Neben Schwimmen bietet ihr auch Yoga einen guten Ausgleich zur Arbeit. Sie beginnt sich intensiver mit Yoga zu beschäftigen, und sich darüber zu informieren, wie sich Yoga auf die Konzentrationsfähigkeit und Körperwahrnehmung auswirkt, und auch wie Yoga mit Menschen mit Behinderung praktiziert werden kann. Inna entschließt sich, eine Ausbildung zur Yogalehrerin zu machen. So wird aus einem Hobby ein zweites berufliches Standbein und sie beginnt in Kiew, Yogakurse für Menschen mit Behinderungen zu geben. „Auch mit blinden Leuten habe ich Yoga gemacht. Das war eine Challenge, eine echte Herausforderung für mich, denn ich konnte nichts vorzeigen, sondern musste alles mit Worten erklären. Ich habe später in einer Einrichtung Yoga mit Menschen gemacht, die mehrfach behindert waren, wie jener Mann mit einer Autismus Spektrum Störung (ASS), der nicht gesprochen und nichts gesehen hat. So habe ich also in meiner achtjährigen Arbeit Menschen mit ganz unterschiedlichen Behinderungen erlebt und ganz unterschiedliche Erfahrungen gesammelt.“ In der Einrichtung, wo sie zunächst als Yogalehrerin tätig ist, arbeitet sie dann auch als Pädagogin und übernimmt schließlich die Leitung des Teams. „In Österreich würde ich gerne mit Menschen mit Sehbehinderung arbeiten.“


Seit zwei Jahren führt Russland einen Angriffskrieg gegen die Ukraine. Als am 24. Februar 2022 russische Truppen in der Ukraine einfallen, ist Inna gerade in Istanbul. Ihre beste ukrainische Freundin, die dort lebt, hat sie eingeladen zu kommen und die reiselustige junge Frau folgt dieser Einladung sogleich. Sie ist offen für Neues, sie freut sich, die Freundin wiederzusehen und ihre Yogakurse kann sie auch online abhalten. Sieben Monate verbringt sie in der Metropole am Bosporus. Der Ausbruch des Krieges aber verändert alles. Inna kehrt zunächst nach Kiew zurück.

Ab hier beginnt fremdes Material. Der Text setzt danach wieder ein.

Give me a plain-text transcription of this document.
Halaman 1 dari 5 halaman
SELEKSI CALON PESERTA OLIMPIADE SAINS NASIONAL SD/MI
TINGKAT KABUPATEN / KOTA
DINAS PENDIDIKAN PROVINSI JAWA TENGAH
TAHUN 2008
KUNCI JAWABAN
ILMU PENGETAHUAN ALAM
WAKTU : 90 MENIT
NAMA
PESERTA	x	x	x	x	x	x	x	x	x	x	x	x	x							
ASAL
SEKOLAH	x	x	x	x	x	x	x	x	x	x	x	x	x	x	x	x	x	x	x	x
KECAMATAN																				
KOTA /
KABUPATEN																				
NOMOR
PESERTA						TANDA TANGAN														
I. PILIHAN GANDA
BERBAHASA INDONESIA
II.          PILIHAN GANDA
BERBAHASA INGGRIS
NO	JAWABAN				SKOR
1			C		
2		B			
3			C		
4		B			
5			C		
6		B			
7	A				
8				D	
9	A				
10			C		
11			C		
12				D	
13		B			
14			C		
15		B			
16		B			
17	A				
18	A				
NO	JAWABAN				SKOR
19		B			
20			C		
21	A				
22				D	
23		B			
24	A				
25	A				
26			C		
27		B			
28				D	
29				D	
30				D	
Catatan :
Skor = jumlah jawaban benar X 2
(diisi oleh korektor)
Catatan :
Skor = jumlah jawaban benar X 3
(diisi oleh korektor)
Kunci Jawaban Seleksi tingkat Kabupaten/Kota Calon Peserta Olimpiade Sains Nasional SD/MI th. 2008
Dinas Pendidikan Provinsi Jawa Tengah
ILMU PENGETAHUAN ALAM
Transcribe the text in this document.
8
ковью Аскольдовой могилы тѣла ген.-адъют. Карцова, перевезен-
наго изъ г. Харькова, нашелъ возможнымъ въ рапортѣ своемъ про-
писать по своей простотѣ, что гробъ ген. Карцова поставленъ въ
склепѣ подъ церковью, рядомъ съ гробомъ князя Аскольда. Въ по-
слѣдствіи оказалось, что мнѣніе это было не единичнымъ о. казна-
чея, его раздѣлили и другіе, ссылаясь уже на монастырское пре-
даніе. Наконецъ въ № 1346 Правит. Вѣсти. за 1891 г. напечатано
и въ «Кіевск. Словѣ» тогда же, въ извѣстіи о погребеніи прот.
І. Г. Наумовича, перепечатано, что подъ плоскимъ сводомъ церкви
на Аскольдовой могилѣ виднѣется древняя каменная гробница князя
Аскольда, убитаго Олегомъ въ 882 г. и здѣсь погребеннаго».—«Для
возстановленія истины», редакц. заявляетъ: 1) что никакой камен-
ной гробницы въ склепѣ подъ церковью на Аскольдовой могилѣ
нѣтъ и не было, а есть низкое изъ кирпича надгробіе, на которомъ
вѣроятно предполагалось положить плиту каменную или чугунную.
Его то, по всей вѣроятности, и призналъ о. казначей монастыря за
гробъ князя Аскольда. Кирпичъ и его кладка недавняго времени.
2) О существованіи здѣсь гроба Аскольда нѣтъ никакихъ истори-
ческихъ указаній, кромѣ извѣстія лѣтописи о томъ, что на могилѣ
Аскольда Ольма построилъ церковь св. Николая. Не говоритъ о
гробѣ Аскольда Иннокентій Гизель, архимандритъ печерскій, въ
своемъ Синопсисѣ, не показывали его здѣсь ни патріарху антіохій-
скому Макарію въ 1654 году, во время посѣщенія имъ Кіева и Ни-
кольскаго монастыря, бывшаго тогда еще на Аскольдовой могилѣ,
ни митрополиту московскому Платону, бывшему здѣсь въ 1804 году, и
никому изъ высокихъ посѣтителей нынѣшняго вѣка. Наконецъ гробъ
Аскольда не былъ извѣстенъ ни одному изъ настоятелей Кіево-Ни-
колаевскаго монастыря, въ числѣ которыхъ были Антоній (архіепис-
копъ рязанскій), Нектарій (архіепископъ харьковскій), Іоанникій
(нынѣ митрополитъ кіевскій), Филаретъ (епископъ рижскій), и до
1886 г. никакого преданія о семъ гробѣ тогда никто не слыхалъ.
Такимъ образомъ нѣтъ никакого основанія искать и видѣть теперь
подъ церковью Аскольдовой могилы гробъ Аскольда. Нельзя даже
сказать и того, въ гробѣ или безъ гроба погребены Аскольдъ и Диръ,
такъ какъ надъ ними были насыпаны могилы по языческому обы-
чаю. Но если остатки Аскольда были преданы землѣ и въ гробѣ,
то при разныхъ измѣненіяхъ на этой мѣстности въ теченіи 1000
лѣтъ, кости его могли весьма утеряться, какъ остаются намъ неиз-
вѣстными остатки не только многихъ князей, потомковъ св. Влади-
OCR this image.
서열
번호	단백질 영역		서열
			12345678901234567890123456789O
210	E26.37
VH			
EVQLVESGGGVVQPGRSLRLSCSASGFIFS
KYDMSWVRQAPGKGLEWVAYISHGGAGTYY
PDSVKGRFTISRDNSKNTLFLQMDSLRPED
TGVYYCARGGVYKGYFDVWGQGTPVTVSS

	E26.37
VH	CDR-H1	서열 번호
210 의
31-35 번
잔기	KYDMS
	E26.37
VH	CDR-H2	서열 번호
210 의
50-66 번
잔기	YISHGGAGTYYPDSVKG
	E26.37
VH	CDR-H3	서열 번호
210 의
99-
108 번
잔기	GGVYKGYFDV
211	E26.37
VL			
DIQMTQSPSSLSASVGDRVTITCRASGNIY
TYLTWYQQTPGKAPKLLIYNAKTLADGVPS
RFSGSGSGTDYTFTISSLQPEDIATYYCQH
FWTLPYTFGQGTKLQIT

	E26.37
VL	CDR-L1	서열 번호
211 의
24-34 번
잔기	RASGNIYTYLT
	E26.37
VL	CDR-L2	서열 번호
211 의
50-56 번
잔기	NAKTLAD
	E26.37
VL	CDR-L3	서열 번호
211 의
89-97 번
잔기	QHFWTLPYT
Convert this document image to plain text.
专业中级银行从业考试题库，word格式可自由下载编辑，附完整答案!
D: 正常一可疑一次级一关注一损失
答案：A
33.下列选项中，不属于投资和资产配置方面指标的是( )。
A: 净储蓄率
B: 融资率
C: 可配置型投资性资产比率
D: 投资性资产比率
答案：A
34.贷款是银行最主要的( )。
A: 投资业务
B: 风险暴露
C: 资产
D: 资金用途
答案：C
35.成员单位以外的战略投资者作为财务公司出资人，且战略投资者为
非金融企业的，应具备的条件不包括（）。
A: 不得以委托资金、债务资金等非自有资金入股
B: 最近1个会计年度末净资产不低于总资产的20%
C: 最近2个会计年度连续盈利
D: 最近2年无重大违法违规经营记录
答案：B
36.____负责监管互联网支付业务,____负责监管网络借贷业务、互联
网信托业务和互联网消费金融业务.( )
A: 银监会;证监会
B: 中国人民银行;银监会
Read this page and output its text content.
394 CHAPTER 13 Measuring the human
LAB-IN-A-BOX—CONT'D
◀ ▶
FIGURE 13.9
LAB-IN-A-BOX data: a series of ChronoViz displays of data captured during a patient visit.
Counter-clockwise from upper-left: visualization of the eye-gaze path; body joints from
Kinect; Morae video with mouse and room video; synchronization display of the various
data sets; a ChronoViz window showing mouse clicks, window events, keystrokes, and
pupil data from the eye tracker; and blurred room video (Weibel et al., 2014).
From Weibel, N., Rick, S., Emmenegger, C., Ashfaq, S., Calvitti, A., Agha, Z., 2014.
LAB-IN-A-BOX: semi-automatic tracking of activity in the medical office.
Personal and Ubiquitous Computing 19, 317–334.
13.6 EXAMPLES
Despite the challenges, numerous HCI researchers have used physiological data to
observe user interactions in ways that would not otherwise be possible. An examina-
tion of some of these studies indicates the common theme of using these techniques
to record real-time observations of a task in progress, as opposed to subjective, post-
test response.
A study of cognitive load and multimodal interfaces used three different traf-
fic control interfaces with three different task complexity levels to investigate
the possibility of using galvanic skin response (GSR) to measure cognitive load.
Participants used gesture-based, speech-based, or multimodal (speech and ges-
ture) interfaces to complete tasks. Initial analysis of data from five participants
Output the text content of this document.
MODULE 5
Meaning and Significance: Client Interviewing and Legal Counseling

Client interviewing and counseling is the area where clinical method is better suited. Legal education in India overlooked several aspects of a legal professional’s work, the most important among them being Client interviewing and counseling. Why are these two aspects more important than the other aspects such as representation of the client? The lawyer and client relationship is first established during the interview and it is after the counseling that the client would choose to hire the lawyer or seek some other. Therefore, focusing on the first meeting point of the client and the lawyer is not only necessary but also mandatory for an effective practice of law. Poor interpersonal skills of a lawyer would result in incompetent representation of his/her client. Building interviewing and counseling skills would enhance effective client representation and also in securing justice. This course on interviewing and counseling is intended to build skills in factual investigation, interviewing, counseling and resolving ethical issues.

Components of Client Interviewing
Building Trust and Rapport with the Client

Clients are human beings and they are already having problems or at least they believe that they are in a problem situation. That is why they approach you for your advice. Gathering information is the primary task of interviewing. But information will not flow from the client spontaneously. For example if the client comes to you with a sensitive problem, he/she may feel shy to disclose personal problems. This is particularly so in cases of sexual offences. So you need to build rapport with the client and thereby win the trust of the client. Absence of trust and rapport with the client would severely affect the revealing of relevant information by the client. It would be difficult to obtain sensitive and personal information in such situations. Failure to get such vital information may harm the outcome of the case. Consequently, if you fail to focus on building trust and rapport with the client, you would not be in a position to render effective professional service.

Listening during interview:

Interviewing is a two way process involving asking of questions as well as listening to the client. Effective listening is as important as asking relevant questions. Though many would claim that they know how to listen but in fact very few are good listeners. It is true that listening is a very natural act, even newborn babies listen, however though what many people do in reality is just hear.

„Es war alles sehr schwierig, weil meine Familie in der Region Donezk, im Osten der Ukraine lebt. Es war sehr gefährlich, überhaupt von dort wegzukommen. Zuerst haben wir meiner Oma geholfen, sie ist nach Deutschland geflüchtet und lebt jetzt in Hamburg. Meine Mama ist dann mit meiner jüngeren Schwester nach Linz gekommen, dort leben die beiden jetzt. Und ich bin schließlich nach Österreich gegangen, weil meine Mutter und Schwester hier sind. Ich möchte die beiden unterstützen und wir brauchen einander in dieser schwierigen Situation. So können wir uns wenigstens treffen und haben einander. Ich hätte nie gedacht, dass ich einmal in Österreich leben werde, aber man kann nie wissen, was sein wird.“

Innas jüngere Schwester, sie ist erst 16 Jahre alt, hat eine ungewöhnliche Leidenschaft. Sie ist Gewichtheberin und tritt immer wieder bei Wettkämpfen an. Die Hobbys der älteren Schwester sind nicht ganz so ausgefallen. Neben Schwimmen und Yoga tanzt Inna gerne, und zwar argentinischen Tango. Außerdem liest sie viel und unterhält sich gern mit klugen und humorvollen Menschen. Ja, sie habe in Wien schon ein paar nette Leute kennengelernt, aber unter Erwachsenen dauere es lange, bis sich Freundschaften entwickeln. „Meine besten Freundinnen sind jetzt nicht bei mir, das ist ein großes Problem. Eine wohnt in London, eine andere in Paris, andere sind noch in der Ukraine. Der Krieg verändert alles.“ Das Leben hier und die Kultur gefallen ihr sehr gut. Und nein, sie finde nicht, dass die Wiener:innen unfreundlich und grantig seien, wie es oft heißt. „Ich fühle mich hier wohl, ich würde gerne in Österreich bleiben. Ich mag die Sprache, ich lerne gerne Deutsch. Und ich habe hier viele interessante Frauen getroffen.“


Das Leben von Frauen, ihre Stellung in der Gesellschaft, sei ein Thema, das sie schon lange interessiere. „Wir haben ein anderes Leben als die Männer.“ Als junge Studentin in Kiew fühlt Inna sich frei und unabhängig. Auf der Uni studieren viele junge Frauen. Viele von ihnen kommen aus kleinen Städten und haben einen großen Wunsch, sie wollen einen Mann und Kinder. Ehe und Beziehung sind für diese Kolleginnen sehr wichtig und alles scheint sich um das Thema Beziehung zu drehen. Inna fragt sich schließlich, ob es ihr nicht auch wichtig sein müsse, in einer Beziehung zu leben?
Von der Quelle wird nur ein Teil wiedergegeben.